I’m often saddened (and puzzled) by the push to break down the walls between church and state, sometimes not only the goal of religious radicals in government and the citizenry, but also seemingly rational people.

Why don’t we just…

allow some talk of God in the classrooms (outside of Comparative Religions).

let just a little school sanctioned prayer be said

teach Creationism/ID along with evolution

just give Government money directly to the churches.

And so on. This worries me. I’ll give a couple of reasons why I think it’s a really bad idea.

#1. When there is a meeting between a train and a passenger car on the tracks, car loses. Every time.

(more after the fold)
I believe the separation between church and state is for the protection of the churches… not the state.

I value freedom of religion.

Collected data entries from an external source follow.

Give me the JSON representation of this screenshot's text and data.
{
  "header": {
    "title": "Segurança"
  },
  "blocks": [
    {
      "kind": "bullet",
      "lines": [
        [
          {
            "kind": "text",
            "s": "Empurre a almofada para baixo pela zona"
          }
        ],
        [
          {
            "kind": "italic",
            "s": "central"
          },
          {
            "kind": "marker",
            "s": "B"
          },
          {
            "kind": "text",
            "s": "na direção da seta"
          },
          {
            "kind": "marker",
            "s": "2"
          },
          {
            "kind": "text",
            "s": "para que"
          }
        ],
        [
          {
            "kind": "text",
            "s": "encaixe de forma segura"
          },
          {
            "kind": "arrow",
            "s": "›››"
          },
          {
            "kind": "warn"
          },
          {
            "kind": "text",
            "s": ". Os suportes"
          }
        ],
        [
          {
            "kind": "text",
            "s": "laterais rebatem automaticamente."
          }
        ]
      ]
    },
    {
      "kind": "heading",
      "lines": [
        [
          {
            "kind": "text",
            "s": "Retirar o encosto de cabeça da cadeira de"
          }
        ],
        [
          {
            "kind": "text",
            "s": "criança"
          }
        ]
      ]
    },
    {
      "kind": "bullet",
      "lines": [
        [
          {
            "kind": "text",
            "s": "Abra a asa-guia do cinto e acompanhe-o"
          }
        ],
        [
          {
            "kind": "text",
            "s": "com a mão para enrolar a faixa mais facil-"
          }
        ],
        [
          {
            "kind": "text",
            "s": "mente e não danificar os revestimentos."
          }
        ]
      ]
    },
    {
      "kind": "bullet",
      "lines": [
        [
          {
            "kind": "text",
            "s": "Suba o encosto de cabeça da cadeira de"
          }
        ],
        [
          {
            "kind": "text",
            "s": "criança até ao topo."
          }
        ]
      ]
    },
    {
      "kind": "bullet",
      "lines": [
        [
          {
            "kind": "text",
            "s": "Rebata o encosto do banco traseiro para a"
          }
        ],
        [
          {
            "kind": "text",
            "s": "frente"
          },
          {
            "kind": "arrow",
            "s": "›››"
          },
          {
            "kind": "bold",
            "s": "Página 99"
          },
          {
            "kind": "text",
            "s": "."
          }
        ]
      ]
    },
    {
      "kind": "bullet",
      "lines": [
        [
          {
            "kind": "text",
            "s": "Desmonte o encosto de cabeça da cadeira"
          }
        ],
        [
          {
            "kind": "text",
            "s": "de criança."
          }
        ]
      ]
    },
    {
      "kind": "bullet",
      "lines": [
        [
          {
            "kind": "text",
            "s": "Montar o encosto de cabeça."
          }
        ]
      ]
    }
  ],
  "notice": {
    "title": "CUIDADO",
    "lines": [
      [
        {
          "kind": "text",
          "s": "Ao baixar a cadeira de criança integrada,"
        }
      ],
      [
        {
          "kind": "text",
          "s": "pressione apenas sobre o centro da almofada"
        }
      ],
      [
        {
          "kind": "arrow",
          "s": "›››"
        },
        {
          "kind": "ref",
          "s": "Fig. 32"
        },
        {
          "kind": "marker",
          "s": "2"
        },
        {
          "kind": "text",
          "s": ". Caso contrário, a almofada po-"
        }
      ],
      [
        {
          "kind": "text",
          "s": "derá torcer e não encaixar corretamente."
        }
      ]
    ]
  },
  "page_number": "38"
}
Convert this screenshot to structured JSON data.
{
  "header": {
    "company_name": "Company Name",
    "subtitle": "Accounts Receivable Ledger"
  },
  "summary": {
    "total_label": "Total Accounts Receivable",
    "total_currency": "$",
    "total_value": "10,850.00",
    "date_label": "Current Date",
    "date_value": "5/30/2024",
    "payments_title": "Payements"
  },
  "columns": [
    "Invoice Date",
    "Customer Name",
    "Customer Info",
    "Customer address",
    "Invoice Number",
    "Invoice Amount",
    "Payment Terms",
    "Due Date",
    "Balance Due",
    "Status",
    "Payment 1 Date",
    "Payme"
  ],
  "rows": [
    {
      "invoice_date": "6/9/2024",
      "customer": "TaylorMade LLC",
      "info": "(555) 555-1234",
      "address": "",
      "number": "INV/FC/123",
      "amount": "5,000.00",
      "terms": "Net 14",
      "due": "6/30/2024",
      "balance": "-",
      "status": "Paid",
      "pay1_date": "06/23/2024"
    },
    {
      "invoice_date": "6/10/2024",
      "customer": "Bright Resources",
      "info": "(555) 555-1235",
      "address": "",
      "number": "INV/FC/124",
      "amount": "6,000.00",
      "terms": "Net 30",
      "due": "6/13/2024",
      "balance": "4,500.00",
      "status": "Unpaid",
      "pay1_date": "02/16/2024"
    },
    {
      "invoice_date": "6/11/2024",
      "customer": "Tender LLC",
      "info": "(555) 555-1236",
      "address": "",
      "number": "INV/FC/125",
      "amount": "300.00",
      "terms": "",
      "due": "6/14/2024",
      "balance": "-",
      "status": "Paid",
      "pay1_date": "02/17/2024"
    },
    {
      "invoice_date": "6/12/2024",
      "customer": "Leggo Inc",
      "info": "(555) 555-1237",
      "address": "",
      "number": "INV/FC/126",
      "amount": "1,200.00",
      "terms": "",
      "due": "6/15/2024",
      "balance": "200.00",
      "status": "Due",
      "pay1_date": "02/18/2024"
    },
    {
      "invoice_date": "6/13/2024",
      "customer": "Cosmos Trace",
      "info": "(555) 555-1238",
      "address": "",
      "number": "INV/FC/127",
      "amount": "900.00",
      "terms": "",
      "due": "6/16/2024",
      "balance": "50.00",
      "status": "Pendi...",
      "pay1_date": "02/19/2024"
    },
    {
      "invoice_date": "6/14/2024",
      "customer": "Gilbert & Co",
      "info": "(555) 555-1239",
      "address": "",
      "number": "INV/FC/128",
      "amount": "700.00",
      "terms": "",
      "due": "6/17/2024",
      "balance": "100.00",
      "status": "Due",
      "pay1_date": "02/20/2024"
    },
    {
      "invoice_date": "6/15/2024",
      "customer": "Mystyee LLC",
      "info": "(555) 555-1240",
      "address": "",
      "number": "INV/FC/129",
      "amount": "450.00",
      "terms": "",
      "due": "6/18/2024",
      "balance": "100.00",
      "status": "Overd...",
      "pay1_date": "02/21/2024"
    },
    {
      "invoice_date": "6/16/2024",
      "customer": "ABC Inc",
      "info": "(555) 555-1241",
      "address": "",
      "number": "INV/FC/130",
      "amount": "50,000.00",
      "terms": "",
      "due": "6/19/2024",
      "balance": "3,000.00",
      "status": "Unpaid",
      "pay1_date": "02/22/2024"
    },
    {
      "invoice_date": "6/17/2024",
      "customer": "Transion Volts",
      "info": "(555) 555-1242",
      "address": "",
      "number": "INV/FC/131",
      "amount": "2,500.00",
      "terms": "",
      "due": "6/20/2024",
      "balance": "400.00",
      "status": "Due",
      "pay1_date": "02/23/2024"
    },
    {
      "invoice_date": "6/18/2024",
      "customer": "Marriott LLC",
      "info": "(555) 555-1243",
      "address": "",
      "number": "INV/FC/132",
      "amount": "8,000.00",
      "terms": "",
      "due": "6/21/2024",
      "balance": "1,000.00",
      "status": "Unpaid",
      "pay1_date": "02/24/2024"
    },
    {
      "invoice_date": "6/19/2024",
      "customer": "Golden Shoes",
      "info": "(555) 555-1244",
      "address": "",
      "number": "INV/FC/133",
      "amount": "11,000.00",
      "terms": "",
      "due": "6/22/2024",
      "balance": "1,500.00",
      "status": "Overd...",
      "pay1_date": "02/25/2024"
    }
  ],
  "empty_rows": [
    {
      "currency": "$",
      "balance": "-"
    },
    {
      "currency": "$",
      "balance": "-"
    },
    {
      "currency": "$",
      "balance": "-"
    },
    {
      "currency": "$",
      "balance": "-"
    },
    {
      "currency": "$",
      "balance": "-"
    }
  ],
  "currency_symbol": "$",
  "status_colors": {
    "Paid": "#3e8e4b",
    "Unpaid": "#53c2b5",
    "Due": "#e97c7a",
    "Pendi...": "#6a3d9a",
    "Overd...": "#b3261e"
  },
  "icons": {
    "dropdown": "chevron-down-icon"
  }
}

I think it’s a very important, and sometimes beautiful, part of the fabric of our lives… the ability to believe in whatever deity we wish, or in nothing. To worship how we see fit, or not at all. To raise our children according to our beliefs, whether they be in a God, or in the value of humanity, or in Fred the Turtle. That’s part of what makes a society a functioning one, and gives people avenues of seeking comfort and centering and community.

But what happens when you put religious beliefs up to scrutiny?

Bring religion into the public square and put it on par with politics and policy, and it will be subject to debate and debunking, to charges of hypocrisy and attempted theocracy and more besides. Does this mean I think the religious should just shut up and keep silent? Not at all. It’s just that when people attempt to legislate their morality, that morality, and the stated basis for it, will be put under a microscope.

If religious institutions take money directly from the Federal Government, and not through a firewalled secular setup, eventually their books, their teachings, their uses, their schools, programs and so forth will be under public comment and oversight. There will be charges of corruption and actual corruption, and few will care which is which. And there will be pushes from one side or another, even within the religious communities, to limit this or modify that or dispense with the other thing altogether. Compliance, you see.

But, these are the adults, and they know what they are getting into.

Reason #2. You don’t want me, or someone like me, discussing religion with your children in school.

I’ll stand with any of the religious, although I have no religion of my own, in order to protect their right to believe as they see fit. And to worship in their churches, synagogues, mosques, temples, woods, whatever.

But remember… I, and others like me, do not necessarily believe as you do.

Teach your children the tenets of your religious and other beliefs at home, or in the religious venues. Let them be taught reading, writing, math and science at school. Let them be taught about all the great religions, and their historical significances, in classes set up for that. But not the doctrine. The doctrine belongs in the hands of those that believe.

If you put religious beliefs under the microscope of logic, rationality, science in schools; if you seek comparisons between the beliefs of Creationism and the scientific theories of evolution; if you take the beauty that is faith and pit it against the harsh reality of fact, only one will survive intact.

Take a child’s belief in the impossible, the improbable and show them that it is also unprovable, take each part of doctrine and slice it up into tiny pieces for observation and testing and hold it up to the light of rational thinking, and soon you will be left with children who question the very bedrock of their faith. And fewer children following in the faith of their monthers and fathers.

Most people reach adulthood having, usually in their younger years, questioned their religious beliefs, if they had any, or tested them against science or logic, some way, regardless. They either make the decision to never believe in a religion, throw their former beliefs off entirely or partially, or to continue with the religion because faith requires no proof. That is the essence of faith.

This questioning is not a bad thing… in its place and in its time. If you want me, or someone like me, to start your children on the road to questioning when they are quite young, I don’t mind. If you want me, or someone like me, to put their faith to the test, to ask them to justify a belief in something they cannot see, hear, or prove, I don’t mind. Send them into the public school, the open forum, the state’s hands to have their religious views challenged.